Três dias depois, um homem na casa dos 50 foi tido como a primeira vítima por Covid-19 no país, em Seattle, no estado de Washington. E é aqui que os valores começam a variar: numa primeira instância, surgiram dois casos também em Washington mas no dia 26; esta semana, depois da alteração de alguns dos pressupostos nacionais e na própria ligação com o CDC, essa margem decresceu 23 dias, com o caso de uma mulher em Santa Clara, na Califórnia. “Esta é provavelmente a ponta de um icebergue de dimensão desconhecida. A cada caso tínhamos de perguntar sempre ao CDC se a pessoa cumpria os requisitos e se podíamos enviar testes”, então Sara Cody, diretora médica de Santa Clara, realçando que tinha sido por propagação local e não por viagens.

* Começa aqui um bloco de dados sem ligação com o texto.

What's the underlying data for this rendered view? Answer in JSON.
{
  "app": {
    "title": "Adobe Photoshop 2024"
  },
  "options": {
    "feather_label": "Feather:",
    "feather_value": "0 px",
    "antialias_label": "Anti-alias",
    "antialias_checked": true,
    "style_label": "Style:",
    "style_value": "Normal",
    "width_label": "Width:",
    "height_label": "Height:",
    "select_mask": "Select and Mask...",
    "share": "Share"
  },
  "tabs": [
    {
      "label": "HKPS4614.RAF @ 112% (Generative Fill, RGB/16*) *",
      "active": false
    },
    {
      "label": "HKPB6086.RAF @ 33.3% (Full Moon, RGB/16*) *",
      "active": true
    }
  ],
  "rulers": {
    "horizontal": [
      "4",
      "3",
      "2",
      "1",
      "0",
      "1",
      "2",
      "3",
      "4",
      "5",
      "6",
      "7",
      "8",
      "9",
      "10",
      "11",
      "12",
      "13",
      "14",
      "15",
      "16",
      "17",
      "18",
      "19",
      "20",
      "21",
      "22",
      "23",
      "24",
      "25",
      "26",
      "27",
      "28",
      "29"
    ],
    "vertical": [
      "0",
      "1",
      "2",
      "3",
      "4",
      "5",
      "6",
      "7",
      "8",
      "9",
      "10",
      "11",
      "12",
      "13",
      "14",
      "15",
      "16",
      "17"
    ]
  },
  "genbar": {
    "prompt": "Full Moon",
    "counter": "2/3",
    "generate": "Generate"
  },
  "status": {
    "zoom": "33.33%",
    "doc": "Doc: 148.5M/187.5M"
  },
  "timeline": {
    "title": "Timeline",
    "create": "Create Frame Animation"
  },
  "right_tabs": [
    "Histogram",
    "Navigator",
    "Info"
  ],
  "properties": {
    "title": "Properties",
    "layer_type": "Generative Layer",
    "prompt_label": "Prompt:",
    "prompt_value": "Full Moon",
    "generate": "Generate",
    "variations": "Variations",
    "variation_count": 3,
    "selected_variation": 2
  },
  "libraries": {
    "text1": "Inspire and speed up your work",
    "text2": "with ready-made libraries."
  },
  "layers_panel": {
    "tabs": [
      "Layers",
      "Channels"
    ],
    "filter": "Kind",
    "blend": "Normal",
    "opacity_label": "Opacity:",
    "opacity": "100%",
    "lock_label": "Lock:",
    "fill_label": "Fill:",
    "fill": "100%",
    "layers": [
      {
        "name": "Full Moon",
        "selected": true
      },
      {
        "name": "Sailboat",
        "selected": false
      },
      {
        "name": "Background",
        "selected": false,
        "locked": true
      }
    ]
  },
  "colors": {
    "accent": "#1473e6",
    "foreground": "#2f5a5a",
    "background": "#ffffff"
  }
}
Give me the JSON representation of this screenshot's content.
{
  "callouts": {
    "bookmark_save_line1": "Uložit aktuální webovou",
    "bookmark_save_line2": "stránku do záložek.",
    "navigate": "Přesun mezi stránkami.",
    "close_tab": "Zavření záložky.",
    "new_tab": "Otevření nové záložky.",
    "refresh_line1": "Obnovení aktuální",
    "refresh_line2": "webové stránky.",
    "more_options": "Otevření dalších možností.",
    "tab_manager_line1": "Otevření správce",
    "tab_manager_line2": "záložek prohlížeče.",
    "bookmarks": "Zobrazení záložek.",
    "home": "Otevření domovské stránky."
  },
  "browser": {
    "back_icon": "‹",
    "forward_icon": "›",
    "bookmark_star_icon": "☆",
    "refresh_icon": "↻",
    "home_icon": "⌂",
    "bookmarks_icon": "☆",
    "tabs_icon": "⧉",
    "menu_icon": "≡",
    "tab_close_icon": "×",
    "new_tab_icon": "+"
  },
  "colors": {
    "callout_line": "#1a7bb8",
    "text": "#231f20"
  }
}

Os padrões da epidemia nos EUA terão de ser ajustados para levar em conta essa data inicial. Os modelos terão de rever o número de casos atuais para níveis mais elevados”, comentou a esse propósito Jay Bhattacharya, uma professor de saúde pública na Universidade de Stanford.

Este domingo, o San Francisco Chronicle conseguiu obter, em exclusivo, a autópsia dessa primeira vítima por Covid-19 no país. Patricia Dowd, de 57 anos, tinha sintomas parecidos com uma gripe antes da sua morte mas o vírus foi detetado no coração, na traqueia, nos pulmões e nos intestinos, segundo a autópsia tornada pública.

Novo coronavírus já circulava nos EUA no início de fevereiro

“Há algo de anormal no facto de um coração perfeitamente normal se abrir. O coração rompeu, os corações normais não se rompem. Este coração rompeu-se ou abriu-se por causa de uma infeção do músculo cardíaco, uma infeção que foi causada pelo novo coronavírus”, comentou ao jornal Judy Melinek, patologista forense da Bay Arena que não esteve na autópsia mas leu todos os documentos da mesma, que acrescentou ainda que se tratava de uma mulher ligeiramente obesa mas saudável e sem qualquer antecedente médico. Andrew Connolly, patologista da Universidade da Califórnia, em San Francisco, acrescentou a possibilidade de ter havido uma inflamação do coração ou uma reação auto-imune pelo vírus, revelando ainda a existência de uma leve pneumonia.

O caso foi detetado depois de as autoridades nacionais terem confirmado evidências de infeção viral em vítimas que tinham dado inicialmente outras patologias, nomeadamente pneumonia. A médica legista de Santa Clara acreditou sempre que, apesar de não haver esse reconhecimento face à impossibilidade de confirmar a existência de Covid-19, tinha sido essa a causa da morte de Patricia Dowd (mais dois outros casos semelhantes, uns dias depois). A confirmação surgiu esta terça-feira pelo CDC, para os três óbitos, sendo que, como nenhuma das vítimas tinha viajado, todas resultaram já de transmissão na comunidade, que já existia muito mais cedo do que se pensava.